À la même époque, une contre-théorie à celle d’Easterlin est avancée par Preston (1984) suggérant que les taux de suicide sont plus faibles pour les membres des cohortes de grande taille. La relation est négative et bénéfique puisque les cohortes de grande taille ont de hauts niveaux de pouvoir politique et social, à l’opposé de celles de petite taille qui n’ont pas l’habileté d’influencer les politiques publiques et d’accumuler des ressources (De Leo & Evans, 2003, p. 130). Les cohortes de grande taille dans les sociétés démocratiques peuvent profiter des avantages économiques de leur plus importante influence politique. Selon Preston, les effets de cette relation peuvent survenir au détriment des cohortes successives de petite taille puisque les membres des cohortes précédentes très nombreuses occupent la plupart des postes de travail. Contrairement à son prédécesseur Easterlin qui se concentrait sur l’impact du revenu, le paradigme de Preston est centré sur la façon dont les transferts publics ou privés se

rapportent à la taille des cohortes à l’extérieur de la population active (Preston, 1984, p. 450). En résumé, plus le rôle des transferts est important relativement aux revenus d’un groupe ou lorsque le rôle du gouvernement relativement au marché est plus grand, l’avantage d’appartenir aux cohortes de grande taille sera plus important. En conséquence, lorsque le rôle des revenus et du marché est supérieur, le désavantage d’appartenir à une cohorte de grande taille est également plus grand (Pampel, 2001, p. 127). Par exemple, lorsque les individus de cohorte de grande taille atteignent un âge avancé, en très grand nombre, les dépenses pour le bien-être, les pensions de vieillesse et les couts des soins de santé vont augmenter au détriment des transferts publics des ressources pour les adultes et les enfants.
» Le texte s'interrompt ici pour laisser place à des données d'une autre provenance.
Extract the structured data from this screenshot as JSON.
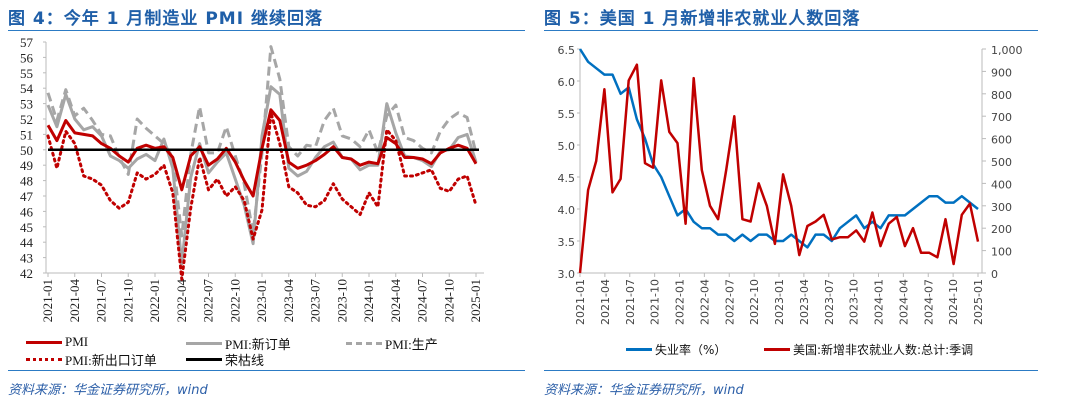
{
  "left": {
    "title": "图 4：今年 1 月制造业 PMI 继续回落",
    "source": "资料来源：华金证券研究所，wind",
    "legend": [
      "PMI",
      "PMI:新订单",
      "PMI:生产",
      "PMI:新出口订单",
      "荣枯线"
    ]
  },
  "right": {
    "title": "图 5：美国 1 月新增非农就业人数回落",
    "source": "资料来源：华金证券研究所，wind",
    "legend": [
      "失业率（%）",
      "美国:新增非农就业人数:总计:季调"
    ]
  },
  "chart_data": [
    {
      "type": "line",
      "x_tick_labels": [
        "2021-01",
        "2021-04",
        "2021-07",
        "2021-10",
        "2022-01",
        "2022-04",
        "2022-07",
        "2022-10",
        "2023-01",
        "2023-04",
        "2023-07",
        "2023-10",
        "2024-01",
        "2024-04",
        "2024-07",
        "2024-10",
        "2025-01"
      ],
      "ylim": [
        42,
        57
      ],
      "y_ticks": [
        42,
        43,
        44,
        45,
        46,
        47,
        48,
        49,
        50,
        51,
        52,
        53,
        54,
        55,
        56,
        57
      ],
      "reference_line": {
        "name": "荣枯线",
        "value": 50,
        "color": "#000000"
      },
      "series": [
        {
          "name": "PMI",
          "color": "#c00000",
          "style": "solid",
          "values": [
            51.6,
            50.6,
            51.9,
            51.1,
            51.0,
            50.9,
            50.4,
            50.1,
            49.6,
            49.2,
            50.1,
            50.3,
            50.1,
            50.2,
            49.5,
            47.4,
            49.6,
            50.2,
            49.0,
            49.4,
            50.1,
            49.2,
            48.0,
            47.0,
            50.1,
            52.6,
            51.9,
            49.2,
            48.8,
            49.0,
            49.3,
            49.7,
            50.2,
            49.5,
            49.4,
            49.0,
            49.2,
            49.1,
            50.8,
            50.4,
            49.5,
            49.5,
            49.4,
            49.1,
            49.8,
            50.1,
            50.3,
            50.1,
            49.1
          ]
        },
        {
          "name": "PMI:新订单",
          "color": "#a6a6a6",
          "style": "solid",
          "values": [
            52.9,
            51.5,
            53.6,
            52.0,
            51.3,
            51.5,
            50.9,
            49.6,
            49.3,
            48.8,
            49.4,
            49.7,
            49.3,
            50.7,
            48.8,
            42.6,
            48.2,
            50.4,
            48.5,
            49.2,
            49.8,
            48.1,
            46.4,
            43.9,
            50.9,
            54.1,
            53.6,
            48.8,
            48.3,
            48.6,
            49.5,
            50.2,
            50.5,
            49.5,
            49.4,
            48.7,
            49.0,
            49.0,
            53.0,
            51.1,
            49.6,
            49.5,
            49.3,
            48.9,
            49.9,
            50.0,
            50.8,
            51.0,
            49.2
          ]
        },
        {
          "name": "PMI:生产",
          "color": "#a6a6a6",
          "style": "dashed",
          "values": [
            53.7,
            51.9,
            53.9,
            52.2,
            52.7,
            51.9,
            51.0,
            50.9,
            49.5,
            48.4,
            52.0,
            51.4,
            50.9,
            50.4,
            49.5,
            44.4,
            49.7,
            52.8,
            49.8,
            49.8,
            51.5,
            49.6,
            47.8,
            44.6,
            49.8,
            56.7,
            54.6,
            50.2,
            49.6,
            50.3,
            50.2,
            51.9,
            52.7,
            50.9,
            50.7,
            50.2,
            51.3,
            49.8,
            52.2,
            52.9,
            50.8,
            50.6,
            50.1,
            49.8,
            51.2,
            52.0,
            52.4,
            52.1,
            49.8
          ]
        },
        {
          "name": "PMI:新出口订单",
          "color": "#c00000",
          "style": "dotted",
          "values": [
            50.9,
            48.8,
            51.2,
            50.4,
            48.3,
            48.1,
            47.7,
            46.7,
            46.2,
            46.6,
            48.5,
            48.1,
            48.4,
            49.0,
            47.2,
            41.6,
            46.2,
            49.5,
            47.4,
            48.1,
            47.0,
            47.6,
            46.7,
            44.2,
            46.1,
            52.4,
            50.4,
            47.6,
            47.2,
            46.4,
            46.3,
            46.7,
            47.8,
            46.8,
            46.3,
            45.8,
            47.2,
            46.3,
            51.3,
            50.6,
            48.3,
            48.3,
            48.5,
            48.7,
            47.5,
            47.3,
            48.1,
            48.3,
            46.4
          ]
        }
      ]
    },
    {
      "type": "line",
      "x_tick_labels": [
        "2021-01",
        "2021-04",
        "2021-07",
        "2021-10",
        "2022-01",
        "2022-04",
        "2022-07",
        "2022-10",
        "2023-01",
        "2023-04",
        "2023-07",
        "2023-10",
        "2024-01",
        "2024-04",
        "2024-07",
        "2024-10",
        "2025-01"
      ],
      "ylim_left": [
        3.0,
        6.5
      ],
      "y_ticks_left": [
        "3.0",
        "3.5",
        "4.0",
        "4.5",
        "5.0",
        "5.5",
        "6.0",
        "6.5"
      ],
      "ylim_right": [
        0,
        1000
      ],
      "y_ticks_right": [
        "0",
        "100",
        "200",
        "300",
        "400",
        "500",
        "600",
        "700",
        "800",
        "900",
        "1,000"
      ],
      "series": [
        {
          "name": "失业率（%）",
          "axis": "left",
          "color": "#0070c0",
          "values": [
            6.5,
            6.3,
            6.2,
            6.1,
            6.1,
            5.8,
            5.9,
            5.4,
            5.1,
            4.7,
            4.5,
            4.2,
            3.9,
            4.0,
            3.8,
            3.7,
            3.7,
            3.6,
            3.6,
            3.5,
            3.6,
            3.5,
            3.6,
            3.6,
            3.5,
            3.5,
            3.6,
            3.5,
            3.4,
            3.6,
            3.6,
            3.5,
            3.7,
            3.8,
            3.9,
            3.7,
            3.8,
            3.7,
            3.9,
            3.9,
            3.9,
            4.0,
            4.1,
            4.2,
            4.2,
            4.1,
            4.1,
            4.2,
            4.1,
            4.0
          ]
        },
        {
          "name": "美国:新增非农就业人数:总计:季调",
          "axis": "right",
          "color": "#c00000",
          "values": [
            0,
            370,
            500,
            820,
            360,
            420,
            860,
            930,
            490,
            470,
            860,
            630,
            580,
            220,
            870,
            460,
            300,
            240,
            460,
            700,
            240,
            230,
            400,
            300,
            130,
            440,
            300,
            80,
            210,
            230,
            260,
            150,
            160,
            160,
            190,
            140,
            270,
            120,
            220,
            250,
            120,
            200,
            90,
            90,
            70,
            240,
            40,
            260,
            310,
            140
          ]
        }
      ]
    }
  ]
}
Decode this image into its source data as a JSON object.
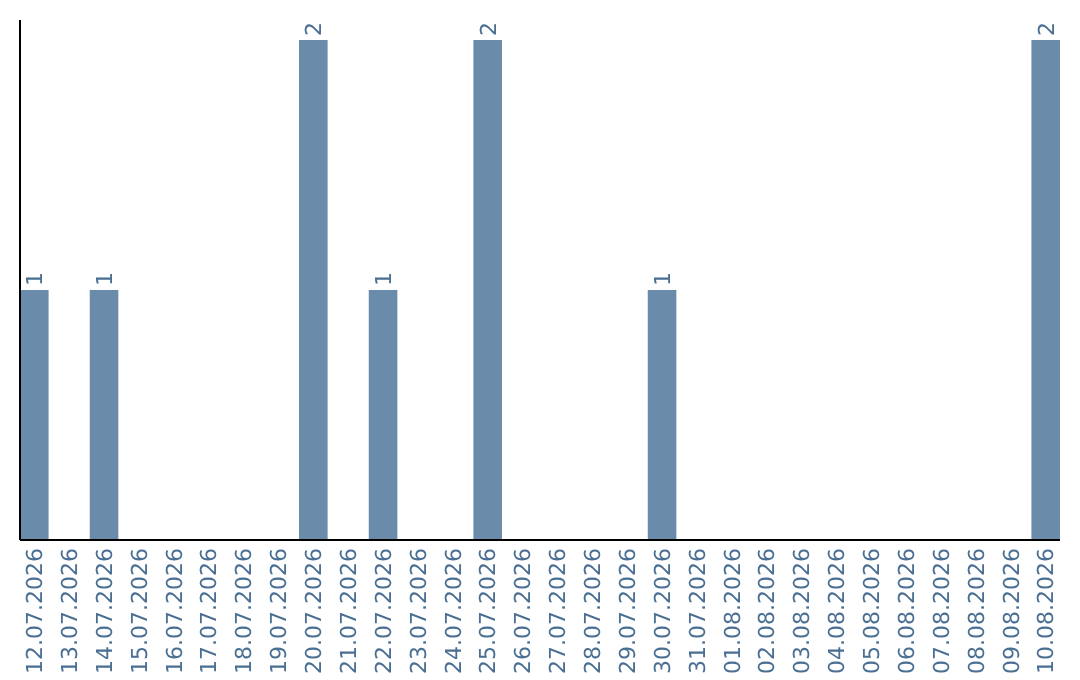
{
  "chart_data": {
    "type": "bar",
    "categories": [
      "12.07.2026",
      "13.07.2026",
      "14.07.2026",
      "15.07.2026",
      "16.07.2026",
      "17.07.2026",
      "18.07.2026",
      "19.07.2026",
      "20.07.2026",
      "21.07.2026",
      "22.07.2026",
      "23.07.2026",
      "24.07.2026",
      "25.07.2026",
      "26.07.2026",
      "27.07.2026",
      "28.07.2026",
      "29.07.2026",
      "30.07.2026",
      "31.07.2026",
      "01.08.2026",
      "02.08.2026",
      "03.08.2026",
      "04.08.2026",
      "05.08.2026",
      "06.08.2026",
      "07.08.2026",
      "08.08.2026",
      "09.08.2026",
      "10.08.2026"
    ],
    "values": [
      1,
      0,
      1,
      0,
      0,
      0,
      0,
      0,
      2,
      0,
      1,
      0,
      0,
      2,
      0,
      0,
      0,
      0,
      1,
      0,
      0,
      0,
      0,
      0,
      0,
      0,
      0,
      0,
      0,
      2
    ],
    "value_labels": [
      "1",
      null,
      "1",
      null,
      null,
      null,
      null,
      null,
      "2",
      null,
      "1",
      null,
      null,
      "2",
      null,
      null,
      null,
      null,
      "1",
      null,
      null,
      null,
      null,
      null,
      null,
      null,
      null,
      null,
      null,
      "2"
    ],
    "color": "#6a8caa",
    "ylim": [
      0,
      2
    ],
    "tick_labels": "x"
  }
}
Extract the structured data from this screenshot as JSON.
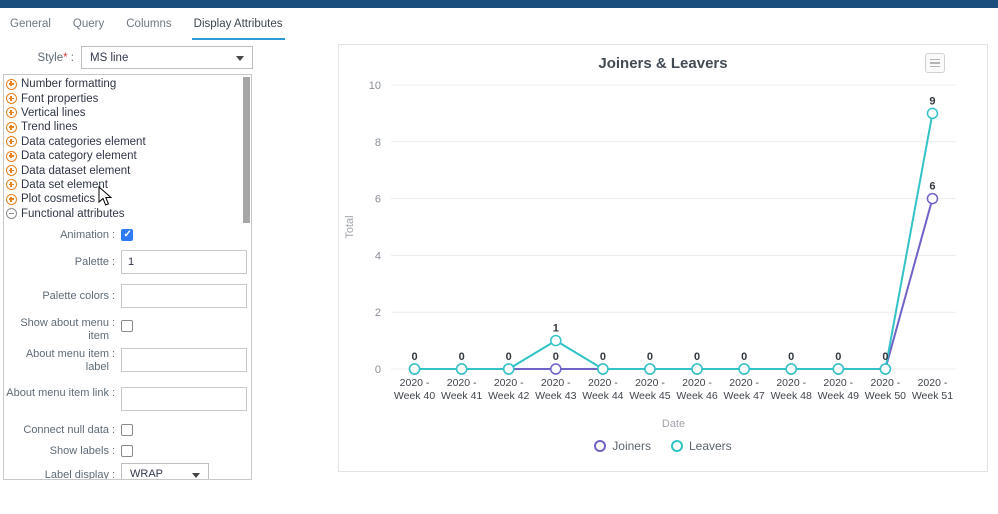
{
  "colors": {
    "topbar": "#1a4f7d",
    "tab_active_underline": "#2e9bd6",
    "tree_icon_orange": "#e8821e",
    "checkbox_checked": "#2e7bf6",
    "joiners_line": "#6f63c8",
    "leavers_line": "#33c3c7"
  },
  "tabs": {
    "items": [
      {
        "label": "General",
        "active": false
      },
      {
        "label": "Query",
        "active": false
      },
      {
        "label": "Columns",
        "active": false
      },
      {
        "label": "Display Attributes",
        "active": true
      }
    ]
  },
  "style_field": {
    "label": "Style",
    "required_mark": "*",
    "value": "MS line"
  },
  "attributes_panel": {
    "tree_items": [
      {
        "label": "Number formatting",
        "state": "collapsed"
      },
      {
        "label": "Font properties",
        "state": "collapsed"
      },
      {
        "label": "Vertical lines",
        "state": "collapsed"
      },
      {
        "label": "Trend lines",
        "state": "collapsed"
      },
      {
        "label": "Data categories element",
        "state": "collapsed"
      },
      {
        "label": "Data category element",
        "state": "collapsed"
      },
      {
        "label": "Data dataset element",
        "state": "collapsed"
      },
      {
        "label": "Data set element",
        "state": "collapsed"
      },
      {
        "label": "Plot cosmetics",
        "state": "collapsed"
      },
      {
        "label": "Functional attributes",
        "state": "expanded"
      }
    ],
    "animation": {
      "label": "Animation",
      "checked": true
    },
    "palette": {
      "label": "Palette",
      "value": "1",
      "placeholder": ""
    },
    "palette_colors": {
      "label": "Palette colors",
      "value": "",
      "placeholder": ""
    },
    "show_about_menu_item": {
      "label": "Show about menu item",
      "checked": false
    },
    "about_menu_item_label": {
      "label": "About menu item label",
      "value": "",
      "placeholder": ""
    },
    "about_menu_item_link": {
      "label": "About menu item link",
      "value": "",
      "placeholder": ""
    },
    "connect_null_data": {
      "label": "Connect null data",
      "checked": false
    },
    "show_labels": {
      "label": "Show labels",
      "checked": false
    },
    "label_display": {
      "label": "Label display",
      "value": "WRAP"
    }
  },
  "chart_data": {
    "type": "line",
    "title": "Joiners & Leavers",
    "xlabel": "Date",
    "ylabel": "Total",
    "ylim": [
      0,
      10
    ],
    "yticks": [
      0,
      2,
      4,
      6,
      8,
      10
    ],
    "grid": true,
    "legend_position": "bottom",
    "point_labels_shown": true,
    "categories": [
      "2020 - Week 40",
      "2020 - Week 41",
      "2020 - Week 42",
      "2020 - Week 43",
      "2020 - Week 44",
      "2020 - Week 45",
      "2020 - Week 46",
      "2020 - Week 47",
      "2020 - Week 48",
      "2020 - Week 49",
      "2020 - Week 50",
      "2020 - Week 51"
    ],
    "series": [
      {
        "name": "Joiners",
        "color": "#6f63c8",
        "values": [
          0,
          0,
          0,
          0,
          0,
          0,
          0,
          0,
          0,
          0,
          0,
          6
        ]
      },
      {
        "name": "Leavers",
        "color": "#33c3c7",
        "values": [
          0,
          0,
          0,
          1,
          0,
          0,
          0,
          0,
          0,
          0,
          0,
          9
        ]
      }
    ]
  }
}
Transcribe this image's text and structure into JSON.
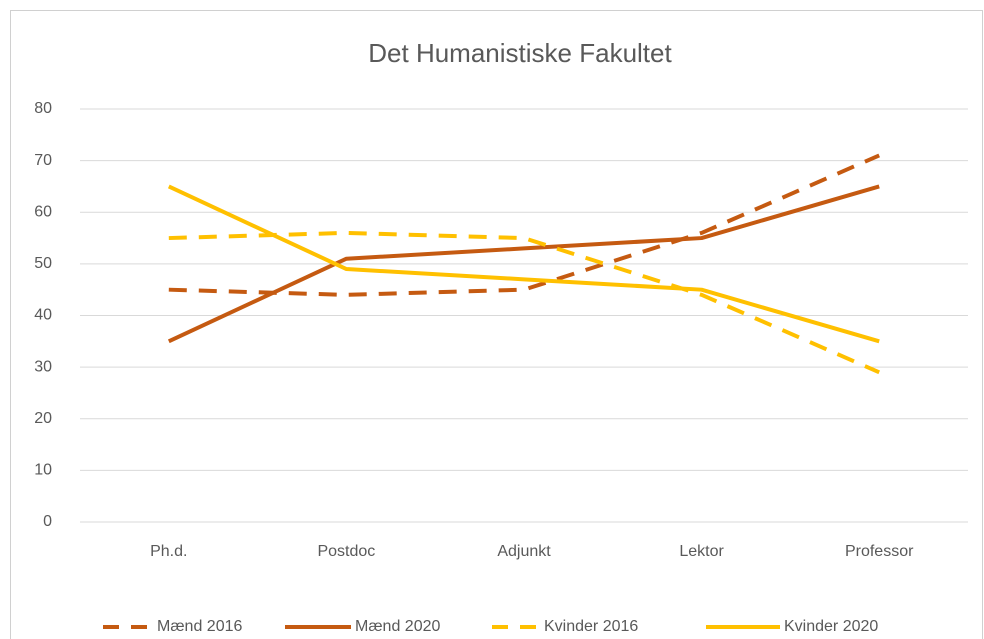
{
  "chart_data": {
    "type": "line",
    "title": "Det Humanistiske Fakultet",
    "categories": [
      "Ph.d.",
      "Postdoc",
      "Adjunkt",
      "Lektor",
      "Professor"
    ],
    "series": [
      {
        "name": "Mænd 2016",
        "color": "#c55a11",
        "dashed": true,
        "values": [
          45,
          44,
          45,
          56,
          71
        ]
      },
      {
        "name": "Mænd 2020",
        "color": "#c55a11",
        "dashed": false,
        "values": [
          35,
          51,
          53,
          55,
          65
        ]
      },
      {
        "name": "Kvinder 2016",
        "color": "#ffc000",
        "dashed": true,
        "values": [
          55,
          56,
          55,
          44,
          29
        ]
      },
      {
        "name": "Kvinder 2020",
        "color": "#ffc000",
        "dashed": false,
        "values": [
          65,
          49,
          47,
          45,
          35
        ]
      }
    ],
    "ylim": [
      0,
      80
    ],
    "yticks": [
      0,
      10,
      20,
      30,
      40,
      50,
      60,
      70,
      80
    ],
    "grid": true,
    "legend": "bottom"
  }
}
Selon les théories d’Easterlin et de Preston, quatre dimensions du marché/distribution des transferts (publics et privés) peuvent avoir un impact sur la relation entre la taille des cohortes et la mortalité par suicide. D’abord (i) l’âge puisque les sources de revenus varient avec l’âge d’une cohorte ; (ii) le genre (indépendamment de l’âge), car il est associé au marché du travail et au revenu ; (iii) la nation, car le contexte des politiques en matière de sécurité sociale définit le lien entre les individus et le marché - plus complexe que l’âge et le genre, la nation peut être une variable confondante due aux protections des citoyens ; et (iv) le temps puisqu’il s’agit d’une composante de changement social important de la taille des cohortes par exemple, la division du travail selon l’époque (Pampel, 2001, p. 127). Notre deuxième analyse présentée au chapitre 5 teste empiriquement avec les données canadiennes ces deux théories démographiques pour offrir de nouvelles perspectives du suicide en lien avec le cycle démographique de fécondité : la variation du nombre d’individus appartenant à une cohorte et aux opportunités socioéconomiques qui lui sont associées. Il est à noter que l’effet de la taille

des cohortes est parfois confondu avec le concept plus général de l’effet de cohorte. Il s’agit

d’un élément technique discuté au chapitre 3 des sources et méthodes.

Étant donné la place centrale occupée par la variable âge dans notre travail de recherche, nous mettons en pleine valeur ses trois dimensions temporelles APC. Les fondements sociologiques et démographiques permettent d’offrir de nouvelles perspectives sur l’âge et la cohorte. Le domaine de l’économie pour sa part complémente le cadre

61 multidisciplinaire de notre analyse de la mortalité par suicide tout en raffinement la notion de « période ».